Religion, Macht, Kunst: die Nazarener, 2005, Bild: Titelblatt.
Religion, Macht, Kunst: die Nazarener, 2005, Bild: Titelblatt.

Katalog anlässlich der Ausstellung "Religion, Macht, Kunst. Die Nazarener", Schirn-Kunsthalle Frankfurt, 15. April - 24. Juli 2005

Erschienen
2004

Autor
Brock, Bazon

Herausgeber
Hollein, Max | Steinle, Christa

Verlag
König

Erscheinungsort
Köln, Deutschland

ISBN
3-88375-940-6

Umfang
286 S. : zahlr. Ill. ; 29 cm

Einband
Paperpback

Seite 67 im Original

Wir wollen Gott und damit Kunst, basta!

Heiliger Humanus poetisiert den Alltag ; zur Modernität der Nazarener aus dem Placeboeffekt

Es ist zwar verständlich, dass seit Jahren all überall von der Rückkehr der Religionen ins soziale, politische und kulturelle Leben des Westens geraunt wird. Aber es ist etwas anderes, unter der heutigen Herausforderung der Christenwelt durch den islamischen Fundamentalismus Säkularisierung zu fordern als in den zurückliegenden vierzig Jahren der New Age Bewegung, der Spiritistenzirkel und der Ritualpraktiken in Performance-Kunststücken. Damals schien es auszureichen, Sektenbeauftragte zum Schutz unmündiger Jugendlicher vor dem Seelenraub durch Hexenkultler, Satansbrüder, Keltenpriester oder Scientologen zu berufen. Aber bereits letztere erzwangen verbindlichere Begründungen der Forderung nach Säkularisierung.
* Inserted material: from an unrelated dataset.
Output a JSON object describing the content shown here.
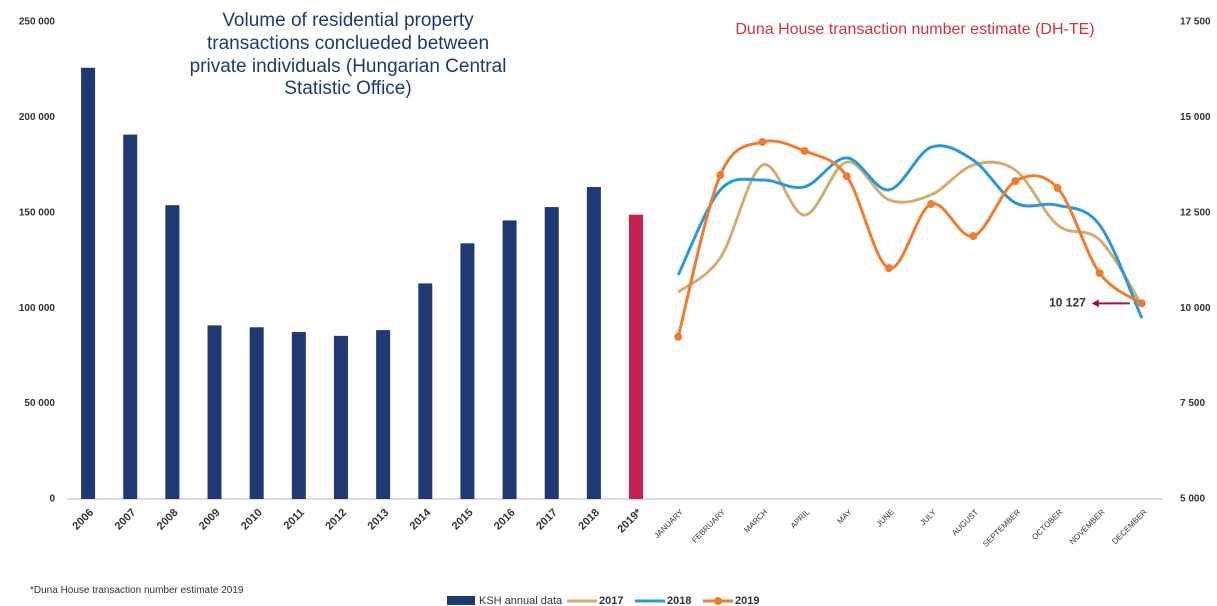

Organisationssoziologen, Managementadviser, Kreativitätstrainer und Corporate-Culture-Designer hatten ja gute Gründe, Firmen als Glaubensgemeinschaften zu beschreiben, deren Mitglieder die Kutte durch die Firmenuniform ersetzten, statt des christlichen Kreuzes das Firmenlogo auf Brust und Mützenschirm trugen und das morgendliche gemeinsame Gebet durch kollektive Selbstvergewisserung im »Herunterbeten der firmenspezifischen Geschäftsprinzipien ersetzten. Beispielhaft dafür sind heute etwa die Rituale von Firmen wie WalMart im Westen oder wie die der asiatischen Großindustrien; die Markenartikelimperien firmieren als monotheistische Hochkirchen, die Discounterketten mit hauseigenen Billigprodukten repräsentieren den alternativen Polytheismus. Da reicht es nicht mehr, die Scientologen mit dem Hinweis in die Schranken zu fordern, sie wollten ja nur das Kirchenprivileg für ihre Firma reklamieren, um ihre Steuerpflicht zu reduzieren und damit den wirtschaftlichen Erfolg unbillig zu vergrößern. Spätestens in dem Disput um die Anerkennung der Firma Scientology als Kirche wurde nachdrücklich daran erinnert, dass die Forderung nach Modernität im Sozialen, Politischen oder Künstlerischen gerade nicht darin bestanden hatte, die Religionen und ihre Institutionalisierungen als Überbleibsel finsterer vormoderner Zeiten abzuqualifizieren oder schlicht für wirkungslos, weil veraltet zu erklären.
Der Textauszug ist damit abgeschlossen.